L’analisi congiunturale redatta da Confindustria parla chiaro. Se il 2009 è stato l’anno orribile per le nostre imprese, il primo semestre 2010 mostra qualche timido segnale di ripresa. Ma solo perché si riparte dal fondo. Che è stato abbondantemente raschiato.
“Il 2009 è stato drammatico per la produzione e i posti di lavoro – dice il presidente Domenico Merlani – adesso stiamo attraversando un periodo di stabilità per pensare a una possibile ripresa. Ma le aziende sono tornate indietro di anni e occorre lavorare molto per riconquistare le posizioni perse”.
Intanto Civita Castellana attende il riconoscimento d’area di crisi. Se ne parlerà l’11 novembre all’assemblea generale Confindustria, cui parteciperanno il ministro del Lavoro Maurizio Sacconi e il presidente della Regione Renata Polverini. Perché la crisi non è alle spalle.
“La ceramica è nel guado – sottolinea il direttore Antonio Delli Iaconi – va meglio solo grazie alla ripresa del commercio estero, per quelle aziende che guardano oltre i nostri confini.
La situazione del mercato interno non cambia, la domanda nel nostro paese è insufficiente”.
L’analisi è stata realizzata su un gruppo d’aziende verificabili, in quanto i nominativi sono noti e curata da Raffaella Cerica e Valerio Maria Lazzari.
Lo scorso anno il fatturato dell’industria viterbese è calato del 14%. Risultato negativo, ma è andata meglio se confrontato con l’industria italiana nel suo complesso: -18,7%.

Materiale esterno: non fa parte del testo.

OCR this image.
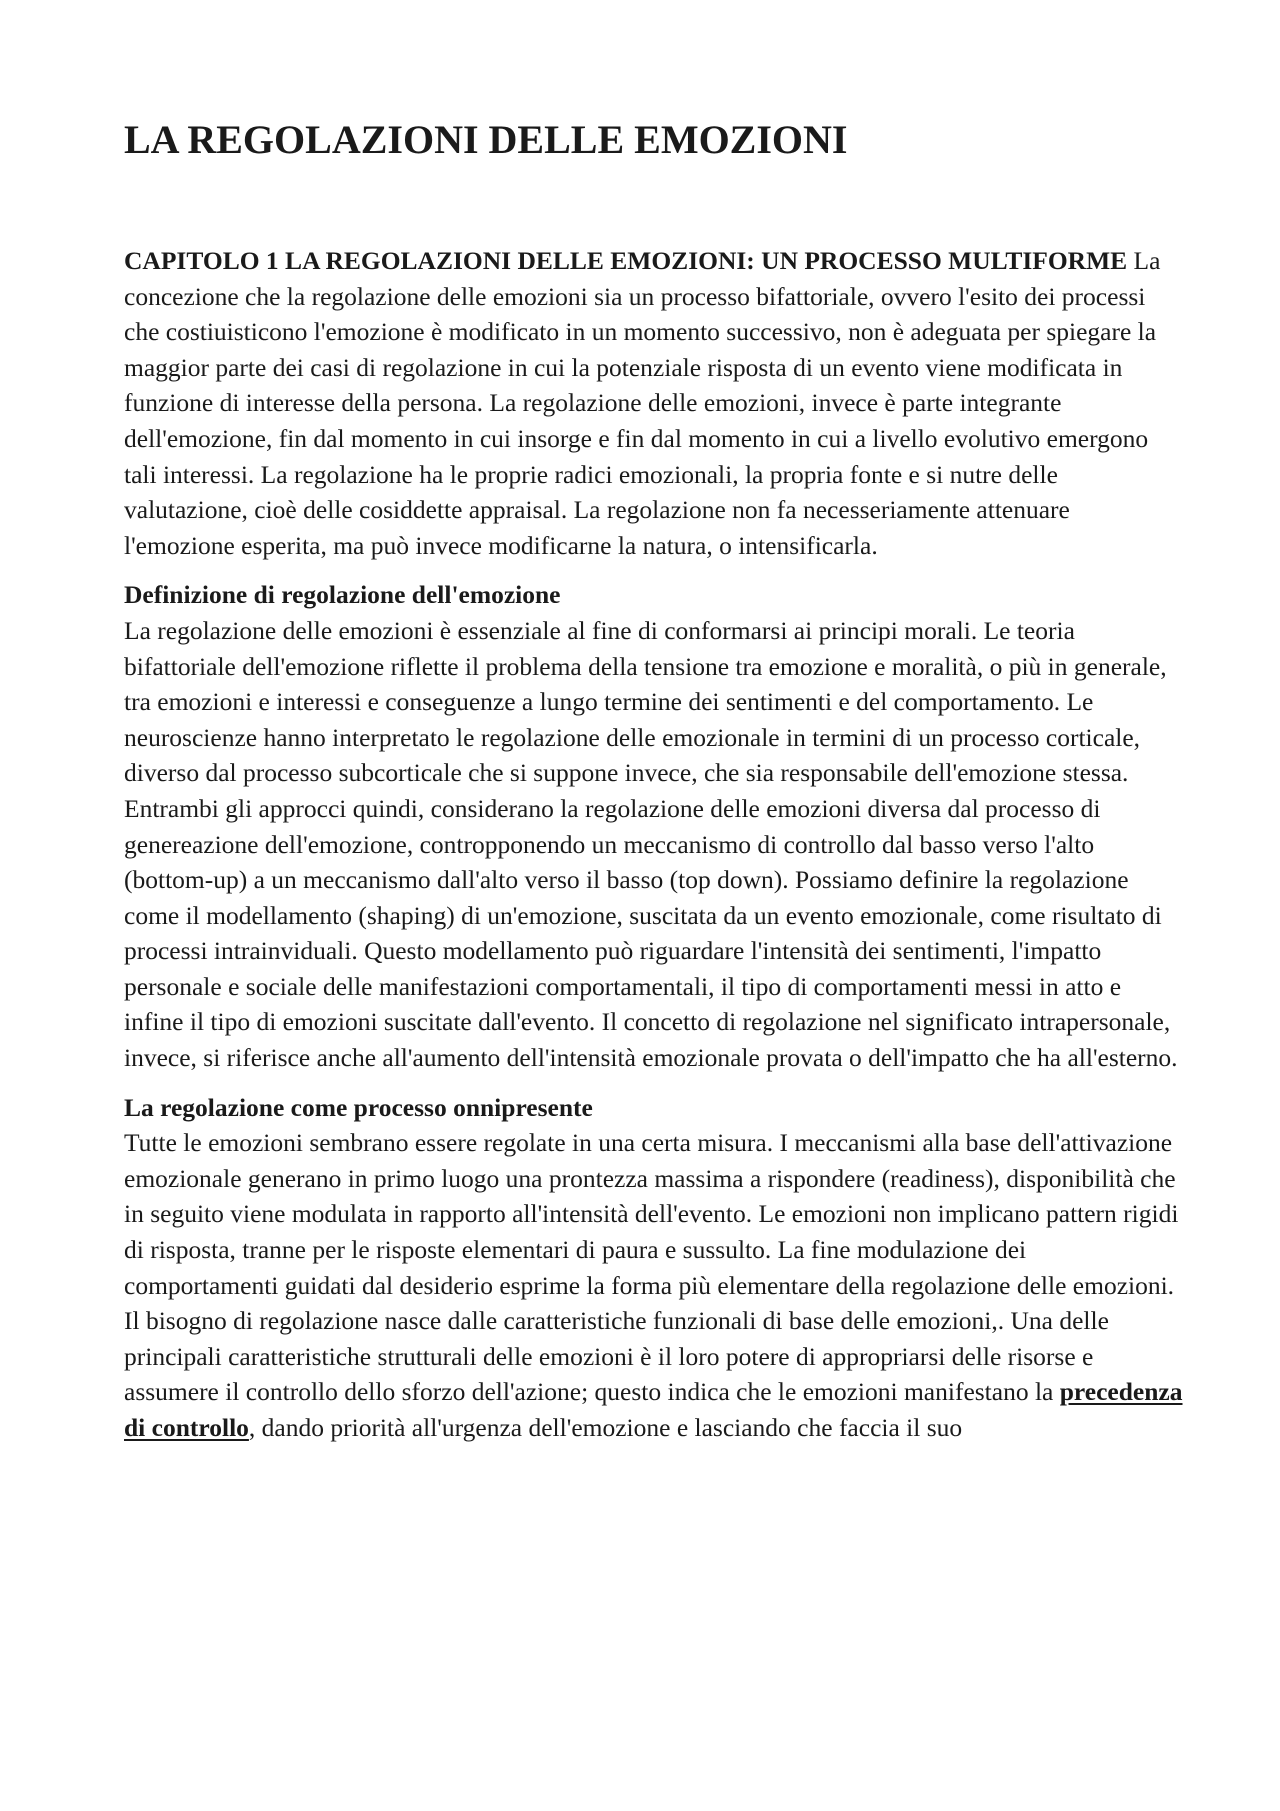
LA REGOLAZIONI DELLE EMOZIONI

CAPITOLO 1 LA REGOLAZIONI DELLE EMOZIONI: UN PROCESSO MULTIFORME La concezione che la regolazione delle emozioni sia un processo bifattoriale, ovvero l'esito dei processi che costiuisticono l'emozione è modificato in un momento successivo, non è adeguata per spiegare la maggior parte dei casi di regolazione in cui la potenziale risposta di un evento viene modificata in funzione di interesse della persona. La regolazione delle emozioni, invece è parte integrante dell'emozione, fin dal momento in cui insorge e fin dal momento in cui a livello evolutivo emergono tali interessi. La regolazione ha le proprie radici emozionali, la propria fonte e si nutre delle valutazione, cioè delle cosiddette appraisal. La regolazione non fa necesseriamente attenuare l'emozione esperita, ma può invece modificarne la natura, o intensificarla.

Definizione di regolazione dell'emozione
La regolazione delle emozioni è essenziale al fine di conformarsi ai principi morali. Le teoria bifattoriale dell'emozione riflette il problema della tensione tra emozione e moralità, o più in generale, tra emozioni e interessi e conseguenze a lungo termine dei sentimenti e del comportamento. Le neuroscienze hanno interpretato le regolazione delle emozionale in termini di un processo corticale, diverso dal processo subcorticale che si suppone invece, che sia responsabile dell'emozione stessa. Entrambi gli approcci quindi, considerano la regolazione delle emozioni diversa dal processo di genereazione dell'emozione, contropponendo un meccanismo di controllo dal basso verso l'alto (bottom-up) a un meccanismo dall'alto verso il basso (top down). Possiamo definire la regolazione come il modellamento (shaping) di un'emozione, suscitata da un evento emozionale, come risultato di processi intrainviduali. Questo modellamento può riguardare l'intensità dei sentimenti, l'impatto personale e sociale delle manifestazioni comportamentali, il tipo di comportamenti messi in atto e infine il tipo di emozioni suscitate dall'evento. Il concetto di regolazione nel significato intrapersonale, invece, si riferisce anche all'aumento dell'intensità emozionale provata o dell'impatto che ha all'esterno.

La regolazione come processo onnipresente
Tutte le emozioni sembrano essere regolate in una certa misura. I meccanismi alla base dell'attivazione emozionale generano in primo luogo una prontezza massima a rispondere (readiness), disponibilità che in seguito viene modulata in rapporto all'intensità dell'evento. Le emozioni non implicano pattern rigidi di risposta, tranne per le risposte elementari di paura e sussulto. La fine modulazione dei comportamenti guidati dal desiderio esprime la forma più elementare della regolazione delle emozioni. Il bisogno di regolazione nasce dalle caratteristiche funzionali di base delle emozioni,. Una delle principali caratteristiche strutturali delle emozioni è il loro potere di appropriarsi delle risorse e assumere il controllo dello sforzo dell'azione; questo indica che le emozioni manifestano la precedenza di controllo, dando priorità all'urgenza dell'emozione e lasciando che faccia il suo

“Il comparto che segna maggiormente il passo sul fronte fatturato – spiega Raffaella Cerica – è quello dei sanitari (-18,8%), che nel decennio 1997/2007 aveva avuto ritmi di crescita sostenuti”.
La situazione cambia nel primo semestre 2010, con un incremento complessivo per le aziende della Tuscia pari all’1,5%, risultato che ha come traino l’export (+10,2%), mentre il mercato italiano continua a segnare il passo (-0,7%).

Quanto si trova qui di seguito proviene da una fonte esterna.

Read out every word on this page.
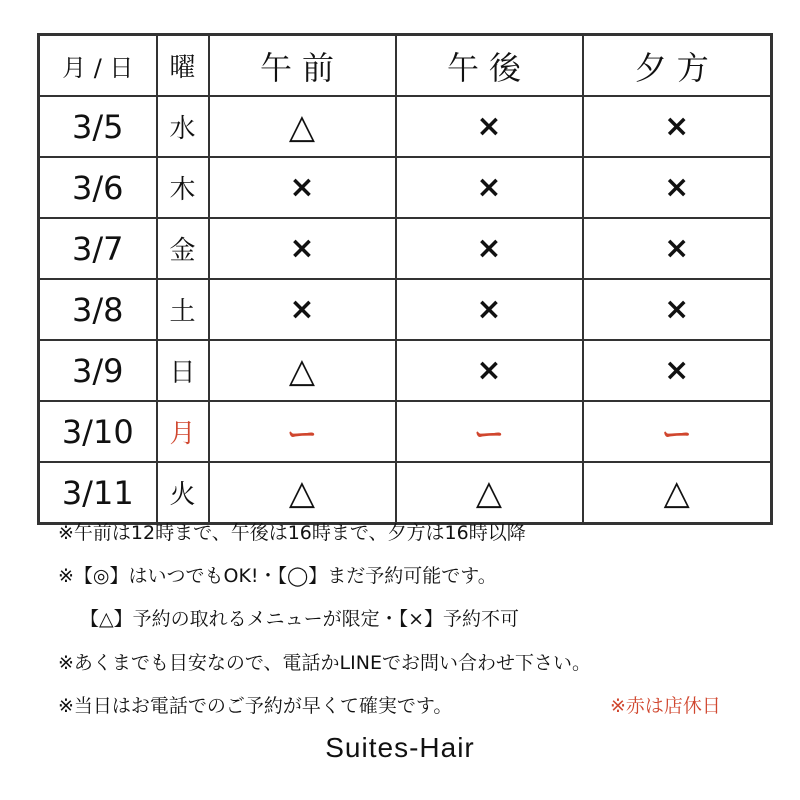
月 / 日	曜	午前	午後	夕方
3/5	水	△	×	×
3/6	木	×	×	×
3/7	金	×	×	×
3/8	土	×	×	×
3/9	日	△	×	×
3/10	月	ー	ー	ー
3/11	火	△	△	△
※午前は12時まで、午後は16時まで、夕方は16時以降
※【◎】はいつでもOK!・【◯】まだ予約可能です。
【△】予約の取れるメニューが限定・【×】予約不可
※あくまでも目安なので、電話かLINEでお問い合わせ下さい。
※当日はお電話でのご予約が早くて確実です。	※赤は店休日
Suites-Hair
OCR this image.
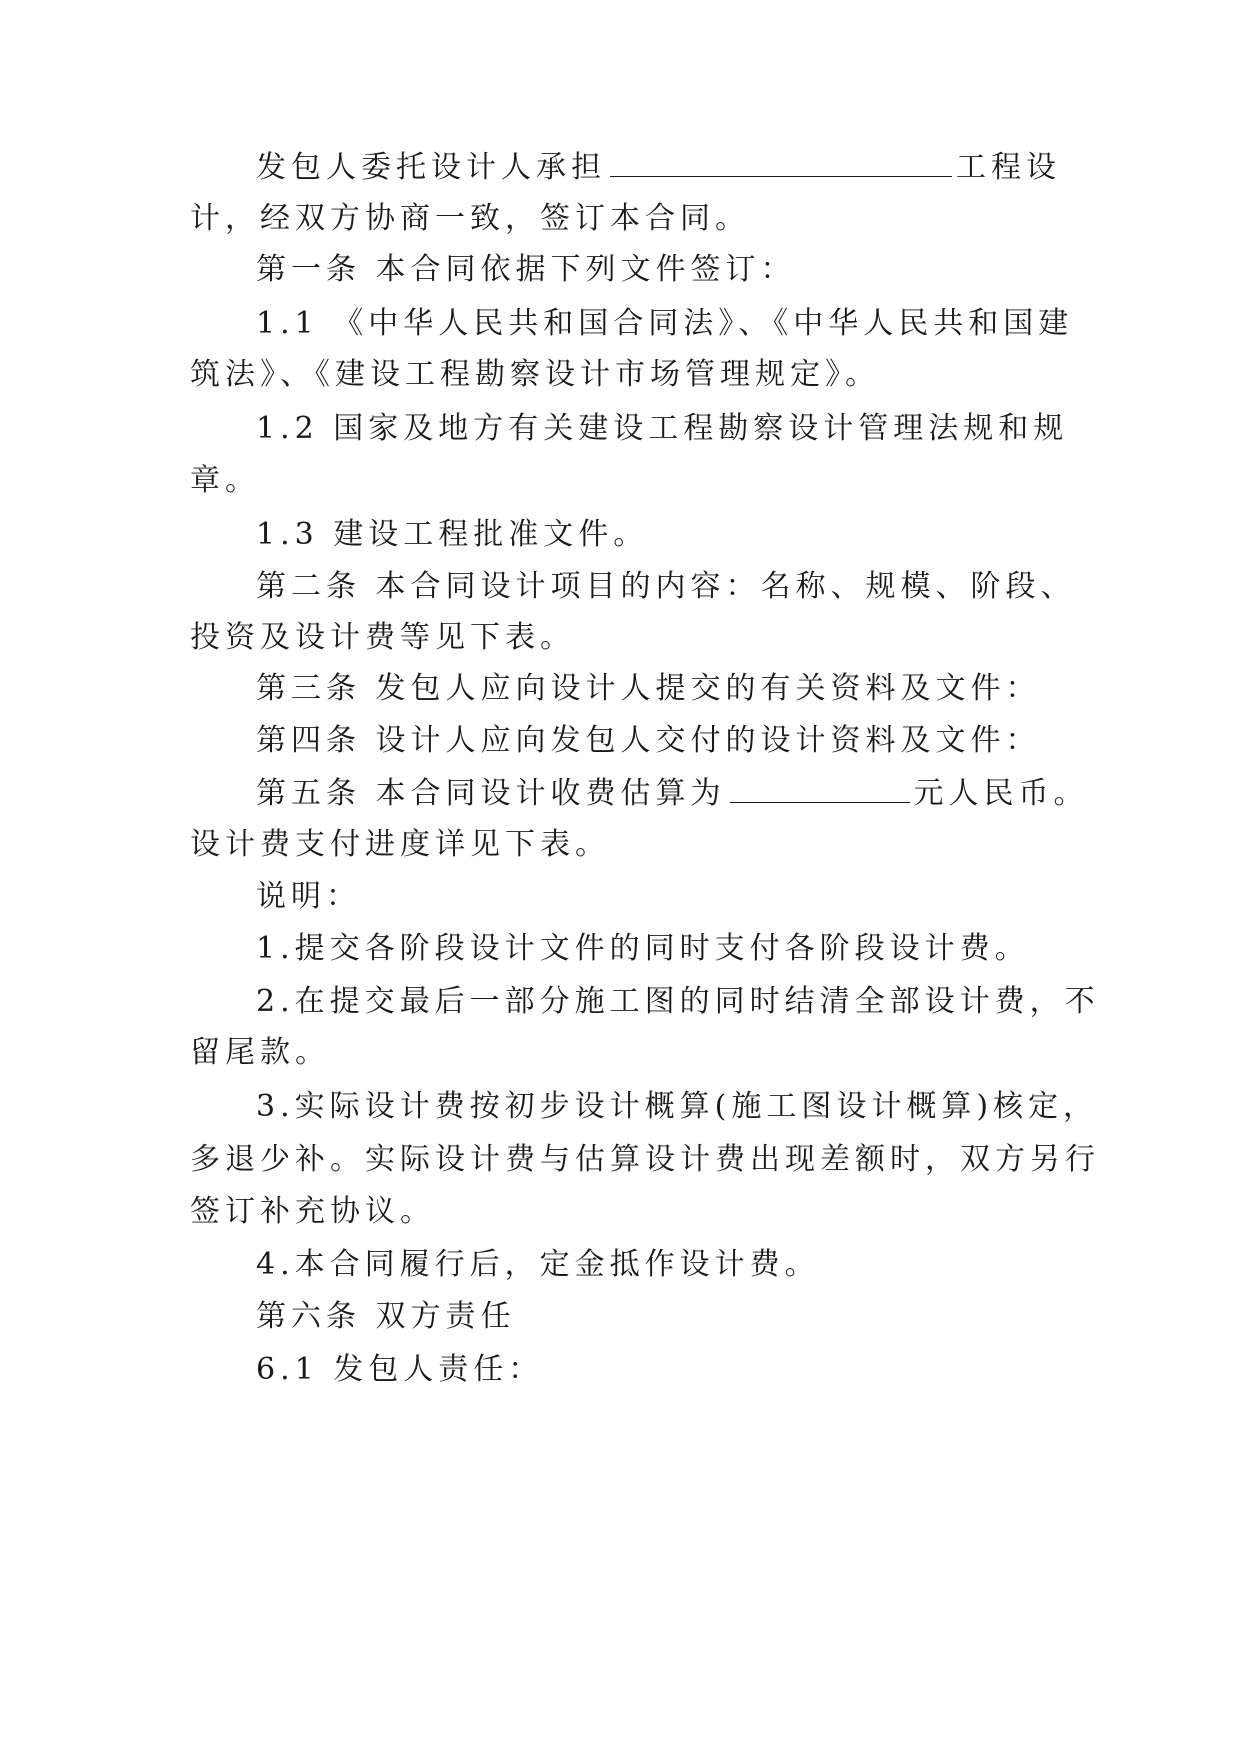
发包人委托设计人承担	工程设
计，经双方协商一致，签订本合同。
第一条 本合同依据下列文件签订：
1.1 《中华人民共和国合同法》、《中华人民共和国建
筑法》、《建设工程勘察设计市场管理规定》。
1.2 国家及地方有关建设工程勘察设计管理法规和规
章。
1.3 建设工程批准文件。
第二条 本合同设计项目的内容：名称、规模、阶段、
投资及设计费等见下表。
第三条 发包人应向设计人提交的有关资料及文件：
第四条 设计人应向发包人交付的设计资料及文件：
第五条 本合同设计收费估算为	元人民币。
设计费支付进度详见下表。
说明：
1.提交各阶段设计文件的同时支付各阶段设计费。
2.在提交最后一部分施工图的同时结清全部设计费，不
留尾款。
3.实际设计费按初步设计概算(施工图设计概算)核定，
多退少补。实际设计费与估算设计费出现差额时，双方另行
签订补充协议。
4.本合同履行后，定金抵作设计费。
第六条 双方责任
6.1 发包人责任：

Bene l’industria grafica e dell’editoria (+22,9%).
“Il settore manifatturiero – sostiene Valerio Lazzari – nei primi sei mesi dell’anno ha fatto rilevare deboli segnali di ripresa, anche se va detto che si partiva da una situazione di crisi, come quella del 2009, che non ha precedenti. Ci sono stati momenti difficili, come nel 1992 o nel 2002, mai con un simile calo di fatturato”.

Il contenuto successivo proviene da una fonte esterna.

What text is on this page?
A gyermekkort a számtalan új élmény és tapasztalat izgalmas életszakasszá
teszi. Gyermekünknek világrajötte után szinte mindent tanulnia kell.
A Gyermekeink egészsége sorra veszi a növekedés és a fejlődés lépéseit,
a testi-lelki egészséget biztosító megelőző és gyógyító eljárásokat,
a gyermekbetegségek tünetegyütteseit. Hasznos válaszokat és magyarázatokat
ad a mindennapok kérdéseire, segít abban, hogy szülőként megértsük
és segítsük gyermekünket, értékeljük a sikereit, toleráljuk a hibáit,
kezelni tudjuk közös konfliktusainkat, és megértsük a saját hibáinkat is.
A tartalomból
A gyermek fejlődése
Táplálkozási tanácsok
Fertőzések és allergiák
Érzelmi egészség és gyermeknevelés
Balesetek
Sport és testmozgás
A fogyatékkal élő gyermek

Una timida crescita, eppure l’occupazione cala. Segno che finita la cassa integrazione, le aziende licenziano.
Se la passa male il settore edile. Attività calata del 25% nel 2009 e l’anno in corso, pur non avendo ancora dati, non fa ben sperare.
Quello edile è fortemente legato alle scelte di programmazione urbanistica, di natura politica. Ma gli investimenti pubblici calano.
“Assistiamo a grandi proclami – dice Merlani – ma i cantieri non aprono e questo accade pure a livello locale. A Viterbo gli stati generali delle costruzioni è stato un appuntamento utile. Per ritrovarsi, ma non ha prodotto niente di concreto, ancora nessun risultato.
Viterbo ha possibilità di crescere. Basta crederci”.